The class 5240 Harvesting, Storing and Retrieving Data began with a section that was a crash course in Big Data (Structured, Unstructured, Semistructured, the 5 V’s of big data (Volume, Variety, Veracity, Velocity, Value), etc.) It quickly pivoted to primarily focusing on utilizing the Google Cloud Platform data analytics (BigQuery) and database (BigTable, Spanner and Cloud SQL) tools.

It was a solid mix of theory and practice. In fact, the midterm consisted of both a theory portion and a hands-on lab portion. It provided an introduction to collecting, storing, managing, retrieving and processing datasets. Techniques for large and small datasets were considered, as both are needed in data science applications. Traditional survey and experimental design principles for data collection as well as script-based programming techniques for large-scale data harvesting from third party sources were covered. Data wrangling methodologies were introduced for cleaning and merging datasets, storing data for later analysis and constructing derived datasets. Various storage and process architectures were introduced with a focus on how approaches depend on applications, data velocity and end users. Emphasizes applications and includes many hands-on projects.

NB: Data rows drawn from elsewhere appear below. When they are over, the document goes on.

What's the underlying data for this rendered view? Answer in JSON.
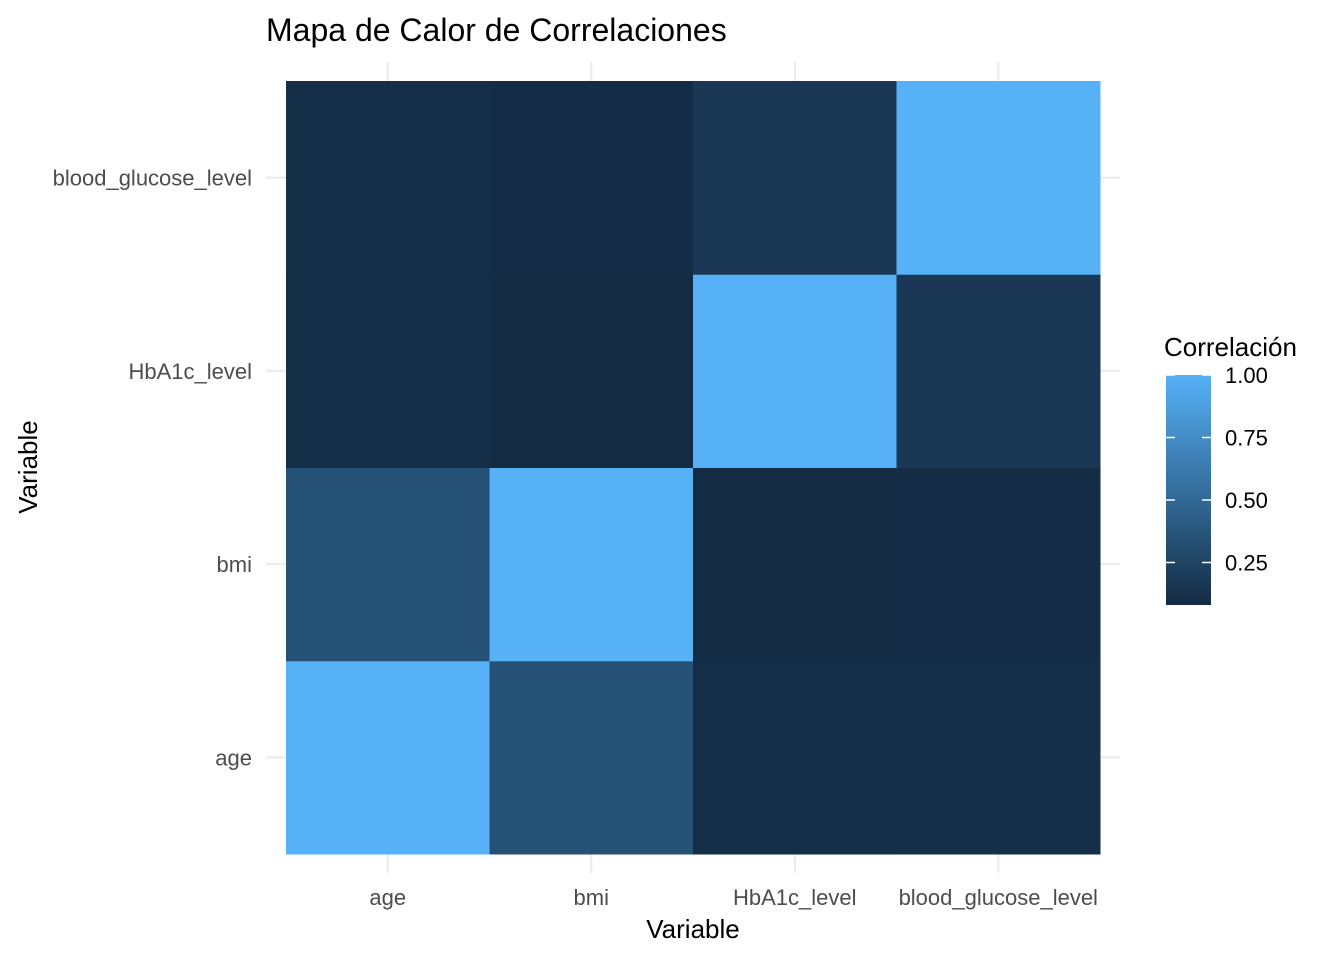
{
  "chart_data": {
    "type": "heatmap",
    "title": "Mapa de Calor de Correlaciones",
    "xlabel": "Variable",
    "ylabel": "Variable",
    "x": [
      "age",
      "bmi",
      "HbA1c_level",
      "blood_glucose_level"
    ],
    "y": [
      "age",
      "bmi",
      "HbA1c_level",
      "blood_glucose_level"
    ],
    "values": [
      [
        1.0,
        0.34,
        0.1,
        0.11
      ],
      [
        0.34,
        1.0,
        0.08,
        0.09
      ],
      [
        0.1,
        0.08,
        1.0,
        0.17
      ],
      [
        0.11,
        0.09,
        0.17,
        1.0
      ]
    ],
    "legend": {
      "title": "Correlación",
      "ticks": [
        "0.25",
        "0.50",
        "0.75",
        "1.00"
      ],
      "tick_values": [
        0.25,
        0.5,
        0.75,
        1.0
      ],
      "range": [
        0.08,
        1.0
      ],
      "placement": "right"
    },
    "colors": {
      "low": "#132B43",
      "high": "#56B1F7"
    },
    "grid": true
  }
}
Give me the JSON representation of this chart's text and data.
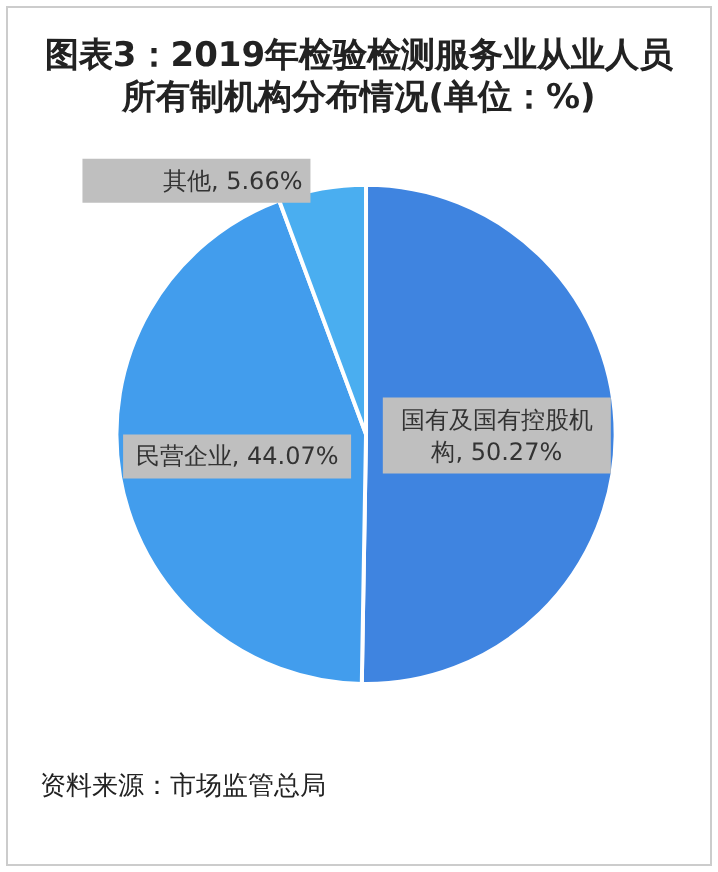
{
  "chart_data": {
    "type": "pie",
    "title": "图表3：2019年检验检测服务业从业人员所有制机构分布情况(单位：%)",
    "categories": [
      "国有及国有控股机构",
      "民营企业",
      "其他"
    ],
    "values": [
      50.27,
      44.07,
      5.66
    ],
    "colors": [
      "#3f84e0",
      "#429ded",
      "#4aaef0"
    ],
    "value_labels": [
      "50.27%",
      "44.07%",
      "5.66%"
    ],
    "legend": false,
    "annotations": [
      "资料来源：市场监管总局"
    ]
  }
}
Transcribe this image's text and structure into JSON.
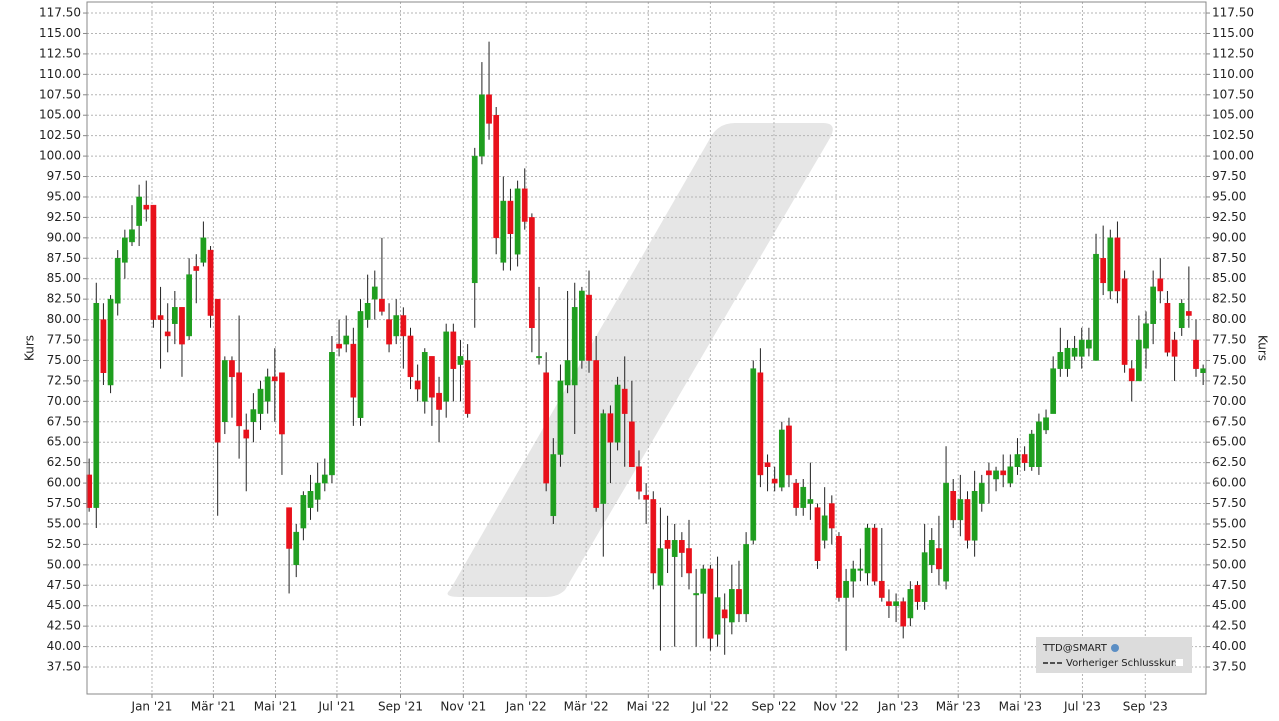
{
  "chart_data": {
    "type": "candlestick",
    "y_label": "Kurs",
    "ylim": [
      34.2,
      118.85
    ],
    "yticks": [
      {
        "value": 37.5,
        "label": "37.50"
      },
      {
        "value": 40,
        "label": "40.00"
      },
      {
        "value": 42.5,
        "label": "42.50"
      },
      {
        "value": 45,
        "label": "45.00"
      },
      {
        "value": 47.5,
        "label": "47.50"
      },
      {
        "value": 50,
        "label": "50.00"
      },
      {
        "value": 52.5,
        "label": "52.50"
      },
      {
        "value": 55,
        "label": "55.00"
      },
      {
        "value": 57.5,
        "label": "57.50"
      },
      {
        "value": 60,
        "label": "60.00"
      },
      {
        "value": 62.5,
        "label": "62.50"
      },
      {
        "value": 65,
        "label": "65.00"
      },
      {
        "value": 67.5,
        "label": "67.50"
      },
      {
        "value": 70,
        "label": "70.00"
      },
      {
        "value": 72.5,
        "label": "72.50"
      },
      {
        "value": 75,
        "label": "75.00"
      },
      {
        "value": 77.5,
        "label": "77.50"
      },
      {
        "value": 80,
        "label": "80.00"
      },
      {
        "value": 82.5,
        "label": "82.50"
      },
      {
        "value": 85,
        "label": "85.00"
      },
      {
        "value": 87.5,
        "label": "87.50"
      },
      {
        "value": 90,
        "label": "90.00"
      },
      {
        "value": 92.5,
        "label": "92.50"
      },
      {
        "value": 95,
        "label": "95.00"
      },
      {
        "value": 97.5,
        "label": "97.50"
      },
      {
        "value": 100,
        "label": "100.00"
      },
      {
        "value": 102.5,
        "label": "102.50"
      },
      {
        "value": 105,
        "label": "105.00"
      },
      {
        "value": 107.5,
        "label": "107.50"
      },
      {
        "value": 110,
        "label": "110.00"
      },
      {
        "value": 112.5,
        "label": "112.50"
      },
      {
        "value": 115,
        "label": "115.00"
      },
      {
        "value": 117.5,
        "label": "117.50"
      }
    ],
    "xlim": [
      -0.3,
      156.4
    ],
    "xticks": [
      {
        "value": 8.8,
        "label": "Jan '21"
      },
      {
        "value": 17.4,
        "label": "Mär '21"
      },
      {
        "value": 26.1,
        "label": "Mai '21"
      },
      {
        "value": 34.7,
        "label": "Jul '21"
      },
      {
        "value": 43.6,
        "label": "Sep '21"
      },
      {
        "value": 52.4,
        "label": "Nov '21"
      },
      {
        "value": 61.2,
        "label": "Jan '22"
      },
      {
        "value": 69.6,
        "label": "Mär '22"
      },
      {
        "value": 78.3,
        "label": "Mai '22"
      },
      {
        "value": 87.0,
        "label": "Jul '22"
      },
      {
        "value": 95.9,
        "label": "Sep '22"
      },
      {
        "value": 104.6,
        "label": "Nov '22"
      },
      {
        "value": 113.3,
        "label": "Jan '23"
      },
      {
        "value": 121.7,
        "label": "Mär '23"
      },
      {
        "value": 130.4,
        "label": "Mai '23"
      },
      {
        "value": 139.1,
        "label": "Jul '23"
      },
      {
        "value": 147.9,
        "label": "Sep '23"
      }
    ],
    "grid": true,
    "up_color": "#1f9e1f",
    "down_color": "#e8111b",
    "legend": [
      "TTD@SMART",
      "Vorheriger Schlusskurs"
    ],
    "series": [
      {
        "name": "TTD@SMART",
        "open": [
          61,
          57,
          80,
          72,
          82,
          87,
          89.5,
          91.5,
          94,
          94,
          80.5,
          78.5,
          79.5,
          81.5,
          78,
          86.5,
          87,
          88.5,
          82.5,
          67.5,
          75,
          73.5,
          66.5,
          67.5,
          68.5,
          70,
          73,
          73.5,
          57,
          50,
          54.5,
          57,
          58,
          60,
          61,
          77,
          77,
          77,
          68,
          80,
          82.5,
          82.5,
          80,
          78,
          80.5,
          78,
          72.5,
          70,
          75.5,
          71,
          70,
          78.5,
          74.5,
          75,
          84.5,
          100,
          107.5,
          105,
          87,
          94.5,
          88,
          96,
          92.5,
          75.5,
          73.5,
          56,
          63.5,
          72,
          72,
          75,
          83,
          75,
          57.5,
          68.5,
          65,
          71.5,
          67.5,
          62,
          58.5,
          58,
          47.5,
          53,
          51,
          53,
          52,
          46.5,
          46.5,
          49.5,
          41.5,
          44.5,
          43,
          47,
          44,
          53,
          73.5,
          62.5,
          60.5,
          59.5,
          67,
          60,
          57,
          57.5,
          57,
          53,
          57.5,
          53.5,
          46,
          48,
          49.5,
          49,
          54.5,
          48,
          45.5,
          45,
          45.5,
          43.5,
          47.5,
          45.5,
          50,
          52,
          48,
          59,
          55.5,
          58,
          53,
          57.5,
          61.5,
          60.5,
          61.5,
          60,
          62,
          63.5,
          62,
          62,
          66.5,
          68.5,
          74,
          74,
          75.5,
          75.5,
          76.5,
          75,
          87.5,
          83.5,
          90,
          85,
          74,
          72.5,
          76.5,
          79.5,
          85,
          82,
          77.5,
          79,
          81,
          77.5,
          73.5
        ],
        "high": [
          63,
          84.5,
          82,
          83,
          88.5,
          91,
          94,
          96.5,
          97,
          94,
          84,
          82,
          83.5,
          81.5,
          87.5,
          88,
          92,
          89,
          82.5,
          75.5,
          75.5,
          80.5,
          68.5,
          71,
          72.5,
          74,
          76.5,
          73.5,
          57,
          55,
          59,
          61,
          62.5,
          63,
          78,
          80,
          80.5,
          79,
          82.5,
          85.5,
          86,
          90,
          82,
          82.5,
          81.5,
          79,
          74.5,
          76.5,
          75.5,
          73,
          79.5,
          79.5,
          77.5,
          77,
          101,
          111.5,
          114,
          106,
          97.5,
          96,
          97,
          98.5,
          93,
          84,
          76,
          65.5,
          74.5,
          83.5,
          84.5,
          84,
          86,
          78,
          69,
          69.5,
          73,
          75.5,
          72.5,
          64,
          60,
          59,
          57,
          56,
          55,
          54,
          55.5,
          49.5,
          50,
          50,
          51,
          46.5,
          50,
          50.5,
          54,
          75,
          76.5,
          63.5,
          62,
          67.5,
          68,
          60.5,
          60.5,
          62.5,
          57.5,
          59.5,
          58.5,
          54,
          49.5,
          50.5,
          52,
          55,
          55,
          54.5,
          47,
          46.5,
          46,
          48,
          48,
          55,
          54.5,
          56,
          64.5,
          60.5,
          61,
          59,
          61.5,
          61,
          62.5,
          62,
          63.5,
          63.5,
          65.5,
          64.5,
          66.5,
          68.5,
          69,
          75.5,
          79,
          77.5,
          78,
          79,
          79,
          90.5,
          91.5,
          91,
          92,
          86,
          75,
          80.5,
          81,
          86,
          87.5,
          83.5,
          78.5,
          82.5,
          86.5,
          80,
          74.5
        ],
        "low": [
          56.5,
          54.5,
          72,
          71,
          80.5,
          85,
          89,
          89,
          92,
          79,
          74,
          76,
          77,
          73,
          77.5,
          82,
          86.5,
          79,
          56,
          66,
          68,
          63,
          59,
          65,
          66.5,
          68.5,
          67.5,
          61,
          46.5,
          48.5,
          53,
          55.5,
          56.5,
          59,
          60,
          75.5,
          76,
          67,
          67,
          79,
          80,
          80.5,
          76,
          77,
          74,
          71.5,
          70,
          68.5,
          67,
          65,
          68,
          70,
          70,
          68,
          79,
          99,
          102,
          88,
          86,
          86,
          86.5,
          91,
          76,
          74.5,
          59,
          55,
          62,
          71,
          66,
          74,
          73.5,
          56.5,
          51,
          60,
          64,
          62,
          62,
          58,
          55,
          47,
          39.5,
          49,
          40,
          48.5,
          47,
          40,
          41,
          39.5,
          40,
          39,
          41.5,
          43,
          43,
          52.5,
          59.5,
          59,
          59,
          59,
          59.5,
          56,
          56,
          55.5,
          49.5,
          52,
          52.5,
          45.5,
          39.5,
          46,
          48,
          47.5,
          47.5,
          45.5,
          43.5,
          43,
          41,
          42.5,
          44.5,
          44.5,
          49,
          47.5,
          47,
          54.5,
          53.5,
          52,
          51,
          56.5,
          57.5,
          59,
          59.5,
          59.5,
          61,
          61.5,
          61.5,
          61,
          66,
          69,
          73,
          73,
          75,
          74,
          75.5,
          75,
          83,
          82.5,
          82,
          73.5,
          70,
          72.5,
          74,
          77,
          82,
          75.5,
          72.5,
          78,
          79,
          73,
          72
        ],
        "close": [
          57,
          82,
          73.5,
          82.5,
          87.5,
          90,
          91,
          95,
          93.5,
          80,
          80,
          78,
          81.5,
          77,
          85.5,
          86,
          90,
          80.5,
          65,
          75,
          73,
          67,
          65.5,
          69,
          71.5,
          73,
          72.5,
          66,
          52,
          54,
          58.5,
          59,
          60,
          61,
          76,
          76.5,
          78,
          70.5,
          81,
          82,
          84,
          81,
          77,
          80.5,
          78,
          73,
          71.5,
          76,
          70.5,
          69,
          78.5,
          74,
          75.5,
          68.5,
          100,
          107.5,
          104,
          90,
          94.5,
          90.5,
          96,
          92,
          79,
          75.5,
          60,
          63.5,
          72.5,
          75,
          81.5,
          83.5,
          75,
          57,
          68.5,
          65,
          72,
          68.5,
          62,
          59,
          58,
          49,
          52,
          52,
          53,
          51.5,
          49,
          46.5,
          49.5,
          41,
          46,
          43.5,
          47,
          44,
          52.5,
          74,
          61,
          62,
          60,
          66.5,
          61,
          57,
          59.5,
          58,
          50.5,
          56,
          54.5,
          46,
          48,
          49.5,
          49.5,
          54.5,
          48,
          46,
          45,
          45.5,
          42.5,
          47,
          45.5,
          51.5,
          53,
          49.5,
          60,
          55.5,
          58,
          53,
          59,
          60,
          61,
          61.5,
          61,
          62,
          63.5,
          62.5,
          66,
          67.5,
          68,
          74,
          76,
          76.5,
          76.5,
          77.5,
          77.5,
          88,
          84.5,
          90,
          83.5,
          74.5,
          72.5,
          77.5,
          79.5,
          84,
          83.5,
          76,
          75.5,
          82,
          80.5,
          74,
          74
        ]
      }
    ]
  }
}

A few of the tasks were particularly overwhelming since I had never utilized the Google Cloud Platform and it was critical to keep tabs of your usage, etc. Although the tools were similar to other data analtyics and data science tools, the proprietary nature of the processes and click throughs to complete a task were sometimes not very intuitive. So, all that to say that there was a bit of a learning curve. However, The professor of the course was super helpful and provided step by step guidance as needed.
Tools Utilized: Google Cloud Platform (BigQuery, Bigtable, Cloud SQL, Cloud Spanner)
Skills Acquired: Collect, store, manage, retrieve, process data sets utilizing the Google Cloud Platform.